Signed April 01, 2010.

[1] Doc. Nos. 19 and 21. Plaintiffs Mark Allen and Julie Rene Pringle appear by Jonathan C. Becker. Defendant Scott Street Investments, L.L.C., appears by David R. Nachman.
[2] FED. R. CIV. P. 56(c); Celotex Corp. v. Catrett, 477 U.S. 317, 322-23 (1986); Anderson v. Liberty Lobby, Inc., 477 U.S. 242
[3] Id. at 248.
[4] Atlantic Richfield Co. v. Farm Credit Bank of Wichita, 226 F.3d 1138, 1148 (10th Cir. 2000).
[5] Id.
[6] Anderson, 477 U.S. at 250-51.
[7] Nobelman v. American Sav. Bank (In re Nobleman), 508 U.S. 324, 331-32 (1993); In re Griffey, 335 B.R. 166, 169 (B.A.P. 10th Cir. 2005).
[8] In re Crain, 243 B.R. 75 (Bankr. C.D. Cal. 1999).
[9] In re Pond, 252 F.3d 122 (2d Cir. 2001).
[10] In re Lee, 161 B.R. 271, 243 (Bankr.
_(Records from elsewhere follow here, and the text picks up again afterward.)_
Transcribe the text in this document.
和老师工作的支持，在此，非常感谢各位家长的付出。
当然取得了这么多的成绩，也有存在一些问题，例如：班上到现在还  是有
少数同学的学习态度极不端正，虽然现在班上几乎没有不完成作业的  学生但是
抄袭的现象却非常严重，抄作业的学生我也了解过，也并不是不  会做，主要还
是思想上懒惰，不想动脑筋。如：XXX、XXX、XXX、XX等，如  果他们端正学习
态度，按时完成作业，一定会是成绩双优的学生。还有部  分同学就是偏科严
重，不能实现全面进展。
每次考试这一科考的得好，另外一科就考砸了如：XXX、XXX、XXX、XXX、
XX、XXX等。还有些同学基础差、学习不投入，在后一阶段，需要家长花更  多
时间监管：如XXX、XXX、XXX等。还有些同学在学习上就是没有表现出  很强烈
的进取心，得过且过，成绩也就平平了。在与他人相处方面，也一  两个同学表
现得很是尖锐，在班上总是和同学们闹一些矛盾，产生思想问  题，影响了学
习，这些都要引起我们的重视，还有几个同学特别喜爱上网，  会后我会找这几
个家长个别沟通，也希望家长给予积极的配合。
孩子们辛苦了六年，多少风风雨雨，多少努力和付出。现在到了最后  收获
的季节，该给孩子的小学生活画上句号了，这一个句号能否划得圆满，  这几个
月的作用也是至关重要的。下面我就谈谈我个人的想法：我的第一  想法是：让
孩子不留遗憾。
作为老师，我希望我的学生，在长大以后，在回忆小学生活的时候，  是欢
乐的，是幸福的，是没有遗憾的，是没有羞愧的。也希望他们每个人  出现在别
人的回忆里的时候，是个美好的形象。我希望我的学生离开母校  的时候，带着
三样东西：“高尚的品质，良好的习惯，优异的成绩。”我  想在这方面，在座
W.D. Okla. 1993) (partially secured claim, “however slight,” is protected); In re Scheuer, 213 B.R. 415, 419 (Bankr. N.D.N.Y. 1997) (protected if secured to the extent of even one dollar); In re Bivvins, 216 B.R. 622, 625 (Bankr. E.D. Tenn. 1997) (creditor’s rights protected even if claim is barely an allowed secured claim).
[11] In re Coker, 973 F.2d 258, 260 (4th Cir. 1992); In re McClurkin, 31 F.3d 401, 405 (6th Cir. 1994); In re Taffi, 96 F.3d 1190, 1192-93 (9th Cir. 1996); In re Smith, 262 B.R. 594, 599
(Bankr. E.D.N.Y. 2001); In re Richardson, 280 B.R. 717, 719
(Bankr. S.D. Ala. 2001); In re Jones, 152 B.R. 155, 183-84
(Bankr. E.D. Mich. 1993); In re Sumner, 178 B.R. 16, 18
(Bankr. M.D. Ga. 1995).
[12] See, e.g., In re Smith, 92 B.R. 287 (Bankr. S.D. Ohio 1988) In re Claeys, 81 B.R. 985 (Bankr. D.N.D. 1987). The Sixth Circuit rejected a line of cases from the Southern District of Ohio, which the court noted was the only jurisdiction consistently deducting hypothetical sale costs. The same court noted Claeys
had been rejected in its own circuit as well. In re McClurkin, 31 F.3d at 402 n. 1.